SOUTH-WEST Catholic leaders hope Pope Francis will provide reform and a sense of renewal for the church.
Argentinian cardinal Jorge Mario Bergoglio yesterday became the first Pope from the Americas in the history of the church, taking the papal name of Francis.
Francis, 76, is the first non-European pope in more than 1200 years.
Ballarat diocese bishop Paul Bird was surprised by the speed of the election.
“It’s a time of renewal,” he said. “The truth is we always need reform and renewal in the church.
“He seems to be warm, gentle and simple.”
Bishop Bird said he expected Pope Francis would build on the work done by Benedict to promote proper dealings with abuse victims.
He said there was no doubt the international spotlight would be on him and he would be expected to do more.
For Father Lawrence O’Toole, of Our Lady Help of Christians Church in east Warrnambool, the announcement meant a change of plans for Mass yesterday morning.

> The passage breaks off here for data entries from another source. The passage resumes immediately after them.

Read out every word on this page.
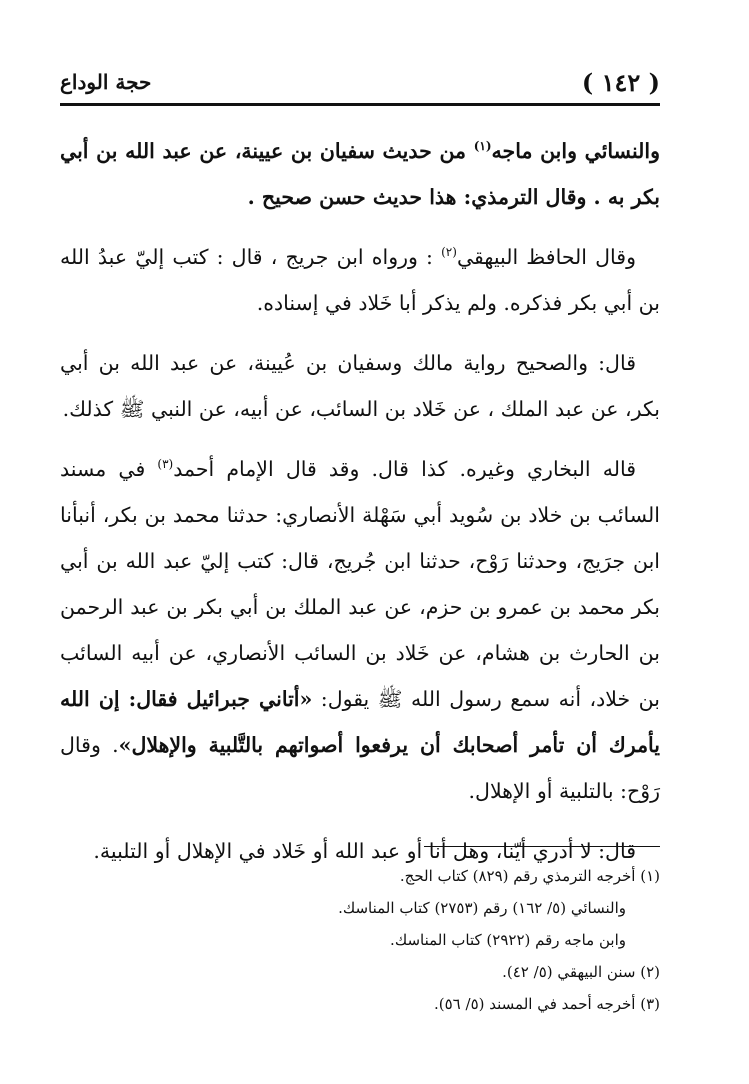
( ١٤٢ )
حجة الوداع

والنسائي وابن ماجه$^{(١)}$ من حديث سفيان بن عيينة، عن عبد الله بن أبي بكر به . وقال الترمذي: هذا حديث حسن صحيح .

وقال الحافظ البيهقي$^{(٢)}$ : ورواه ابن جريج ، قال : كتب إليّ عبدُ الله بن أبي بكر فذكره. ولم يذكر أبا خَلاد في إسناده.

قال: والصحيح رواية مالك وسفيان بن عُيينة، عن عبد الله بن أبي بكر، عن عبد الملك ، عن خَلاد بن السائب، عن أبيه، عن النبي ﷺ كذلك.

قاله البخاري وغيره. كذا قال. وقد قال الإمام أحمد$^{(٣)}$ في مسند السائب بن خلاد بن سُويد أبي سَهْلة الأنصاري: حدثنا محمد بن بكر، أنبأنا ابن جرَيج، وحدثنا رَوْح، حدثنا ابن جُريج، قال: كتب إليّ عبد الله بن أبي بكر محمد بن عمرو بن حزم، عن عبد الملك بن أبي بكر بن عبد الرحمن بن الحارث بن هشام، عن خَلاد بن السائب الأنصاري، عن أبيه السائب بن خلاد، أنه سمع رسول الله ﷺ يقول: «أتاني جبرائيل فقال: إن الله يأمرك أن تأمر أصحابك أن يرفعوا أصواتهم بالتَّلبية والإهلال». وقال رَوْح: بالتلبية أو الإهلال.

قال: لا أدري أيّنا، وهل أنا أو عبد الله أو خَلاد في الإهلال أو التلبية.

(١) أخرجه الترمذي رقم (٨٢٩) كتاب الحج.

والنسائي (٥/ ١٦٢) رقم (٢٧٥٣) كتاب المناسك.

وابن ماجه رقم (٢٩٢٢) كتاب المناسك.

(٢) سنن البيهقي (٥/ ٤٢).

(٣) أخرجه أحمد في المسند (٥/ ٥٦).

“We had intended to pray for a new pope, but instead we prayed for him,” he said. “It was announced so soon.”
Father O’Toole said it was hoped the Pope would provide church unity.
“He is a man who has great respect for humanity and the environment,” he said.
Father O’Toole said taking the name of Francis was symbolic of St Francis of Assisi, because of his dedication to the poor.
He said the announcement would be exciting for South Americans living in the south-west.
Born in Argentina, Warrnambool resident and Christian minister Sandro Schietroma said Argentinians would embrace the announcement.
“They will own it and love it,” he said.
“With the Pope now Argentinian they might be saying it’s God visiting the land.”